Androgens play an intriguing role in the regulation of body fat distribution, with fundamental differences in adipose accumulation between males (apple-shaped, android) and females (pear-shaped, gynoid). Although differences in the abdominal and gluteal-femoral adipose depots have been identified for endocrine and metabolic function, adipocyte size, and gene regulation of preadipocytes, the mechanisms by which sex hormones regulate adipose tissue are not fully understood. Females with androgen excess due to polycystic ovarian syndrome frequently exhibit central obesity, insulin resistance, hepatic steatosis, and other cardiometabolic risk factors, with similar adverse outcomes that can be seen in female-to-male transgender individuals receiving testosterone. Congenital adrenal hyperplasia (CAH) due to 21- hydroxylase deficiency is a condition in which both males and females are exposed to excess androgens as of the first trimester of pregnancy, and to varying degrees postnatally. One in 15,000 live births are affected with classical CAH, with universal newborn screening across the U.S. Significant adverse cardiometabolic outcomes can develop in early childhood and have been identified across the lifespan of CAH individuals, including obesity, early adiposity rebound, hypertension, and insulin resistance. Yet, there is currently little in the way of targeted treatment of cardiometabolic risk factors in CAH. The goal of this proposal is to non- invasively delineate androgen effects on adipose depots and ectopic fat by magnetic resonance (MR)- based imaging techniques. We propose to perform secondary analyses on imaging studies performed in the PI?s K23 award. With MR imaging (MRI), we will quantify regional adipose tissue distribution (abdominal visceral and subcutaneous, and gluteal-femoral) and liver fat, using Dixon quantitative chemical shift imaging. With proton (1H) MR spectroscopy (MRS), we will examine differences in triglyceride composition (saturated and unsaturated fatty acids) in abdominal and gluteal-femoral adipose depots, and determine intra- and extramyocellular lipid content. We hypothesize that we will find an androgen-related, central lipid distribution (increased abdominal vs. gluteal-femoral), with more saturated fatty acids in abdominal fat, in CAH youth. We also expect to find increased ectopic fat, and an association with excess androgens, in CAH. We predict a lack of sex differences in CAH youth, in contrast to sex-matched controls.

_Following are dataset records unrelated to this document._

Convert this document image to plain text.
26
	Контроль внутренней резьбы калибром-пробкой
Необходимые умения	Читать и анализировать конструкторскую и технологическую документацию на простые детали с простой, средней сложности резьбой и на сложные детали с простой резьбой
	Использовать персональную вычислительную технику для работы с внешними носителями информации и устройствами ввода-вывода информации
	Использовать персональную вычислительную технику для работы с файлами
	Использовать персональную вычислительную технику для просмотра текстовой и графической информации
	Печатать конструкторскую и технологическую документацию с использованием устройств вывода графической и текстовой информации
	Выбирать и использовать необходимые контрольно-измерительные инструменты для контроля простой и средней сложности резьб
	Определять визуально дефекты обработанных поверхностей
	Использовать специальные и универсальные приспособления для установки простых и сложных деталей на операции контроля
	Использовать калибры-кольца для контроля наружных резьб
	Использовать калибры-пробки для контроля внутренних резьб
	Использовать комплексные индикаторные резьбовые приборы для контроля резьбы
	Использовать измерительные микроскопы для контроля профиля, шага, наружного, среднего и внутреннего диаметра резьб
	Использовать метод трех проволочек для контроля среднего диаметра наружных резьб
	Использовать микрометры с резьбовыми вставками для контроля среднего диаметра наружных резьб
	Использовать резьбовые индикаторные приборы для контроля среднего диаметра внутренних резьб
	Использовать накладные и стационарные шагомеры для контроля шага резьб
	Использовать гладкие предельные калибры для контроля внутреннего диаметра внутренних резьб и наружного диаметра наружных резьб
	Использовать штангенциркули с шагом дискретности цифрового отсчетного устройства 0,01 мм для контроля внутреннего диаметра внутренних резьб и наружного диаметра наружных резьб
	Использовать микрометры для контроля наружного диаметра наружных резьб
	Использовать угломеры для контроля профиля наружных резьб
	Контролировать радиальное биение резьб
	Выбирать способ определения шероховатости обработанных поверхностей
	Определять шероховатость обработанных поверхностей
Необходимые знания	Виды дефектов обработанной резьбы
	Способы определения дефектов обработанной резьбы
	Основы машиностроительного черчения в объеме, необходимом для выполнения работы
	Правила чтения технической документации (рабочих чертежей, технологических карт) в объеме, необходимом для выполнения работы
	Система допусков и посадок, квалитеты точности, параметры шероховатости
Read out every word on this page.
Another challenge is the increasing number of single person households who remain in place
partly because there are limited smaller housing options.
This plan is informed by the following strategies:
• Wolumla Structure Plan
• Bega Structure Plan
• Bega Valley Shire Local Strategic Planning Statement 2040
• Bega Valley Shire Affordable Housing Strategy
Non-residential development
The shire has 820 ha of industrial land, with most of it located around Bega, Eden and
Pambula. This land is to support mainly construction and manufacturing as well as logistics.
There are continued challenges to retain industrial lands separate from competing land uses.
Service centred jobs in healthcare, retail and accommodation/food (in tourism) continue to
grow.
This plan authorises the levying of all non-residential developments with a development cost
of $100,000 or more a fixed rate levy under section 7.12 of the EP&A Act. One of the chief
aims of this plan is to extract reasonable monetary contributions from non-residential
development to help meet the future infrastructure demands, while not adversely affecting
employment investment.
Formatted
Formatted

The specific aims are to: 1) evaluate abdominal and gluteal-femoral adipose depots for lipid distribution and composition, non-invasively, by MRI and MRS in CAH youth vs. controls; 2) evaluate ectopic lipid content in liver by MRI and muscle by MRS in CAH youth vs. controls. This study of a human model of androgen excess can help to better understand androgen-driven effects on lipid distribution and metabolic risk in both sexes, and may inform targeted treatments to improve lipid deposition and insulin sensitivity in CAH. The project supports a priority area of the NICHD Pediatric Growth and Nutrition Branch: the hormonal regulation of adipose tissue.

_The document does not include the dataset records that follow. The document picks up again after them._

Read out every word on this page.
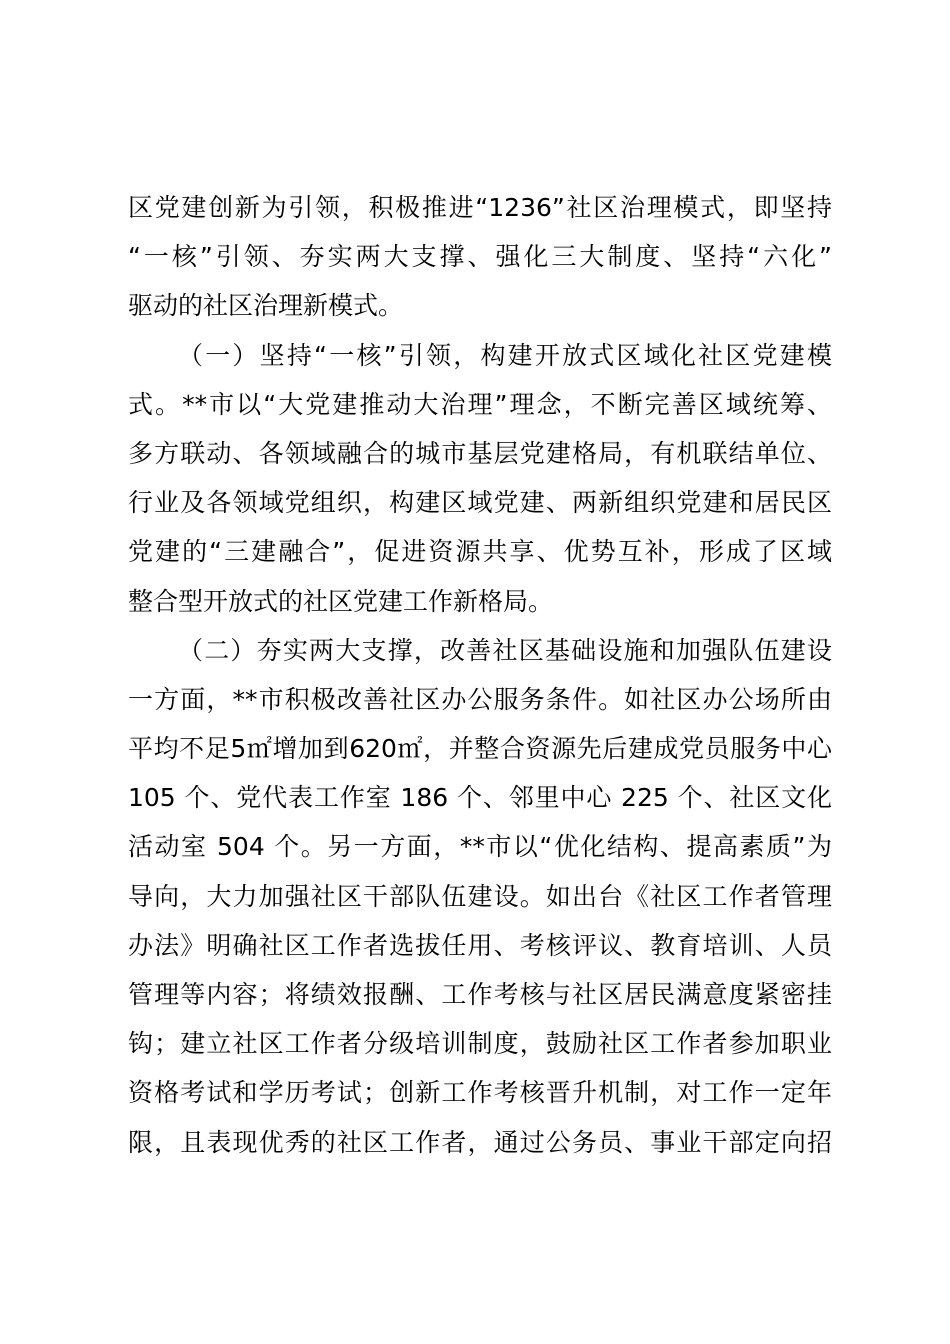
区党建创新为引领，积极推进“1236”社区治理模式，即坚持
“一核”引领、夯实两大支撑、强化三大制度、坚持“六化”
驱动的社区治理新模式。
（一）坚持“一核”引领，构建开放式区域化社区党建模
式。**市以“大党建推动大治理”理念，不断完善区域统筹、
多方联动、各领域融合的城市基层党建格局，有机联结单位、
行业及各领域党组织，构建区域党建、两新组织党建和居民区
党建的“三建融合”，促进资源共享、优势互补，形成了区域
整合型开放式的社区党建工作新格局。
（二）夯实两大支撑，改善社区基础设施和加强队伍建设
一方面，**市积极改善社区办公服务条件。如社区办公场所由
平均不足5㎡增加到620㎡，并整合资源先后建成党员服务中心
105 个、党代表工作室 186 个、邻里中心 225 个、社区文化
活动室 504 个。另一方面，**市以“优化结构、提高素质”为
导向，大力加强社区干部队伍建设。如出台《社区工作者管理
办法》明确社区工作者选拔任用、考核评议、教育培训、人员
管理等内容；将绩效报酬、工作考核与社区居民满意度紧密挂
钩；建立社区工作者分级培训制度，鼓励社区工作者参加职业
资格考试和学历考试；创新工作考核晋升机制，对工作一定年
限，且表现优秀的社区工作者，通过公务员、事业干部定向招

Obesity is closely linked to metabolic disease, especially when fat is stored centrally in the abdomen. Men tend towards this central fat distribution, although it is not fully understood how this is controlled by sex hormones. This proposal examines youth with Congenital Adrenal Hyperplasia, who are exposed to excess androgens from early pregnancy, in order to help understand how male hormones control fat distribution in humans.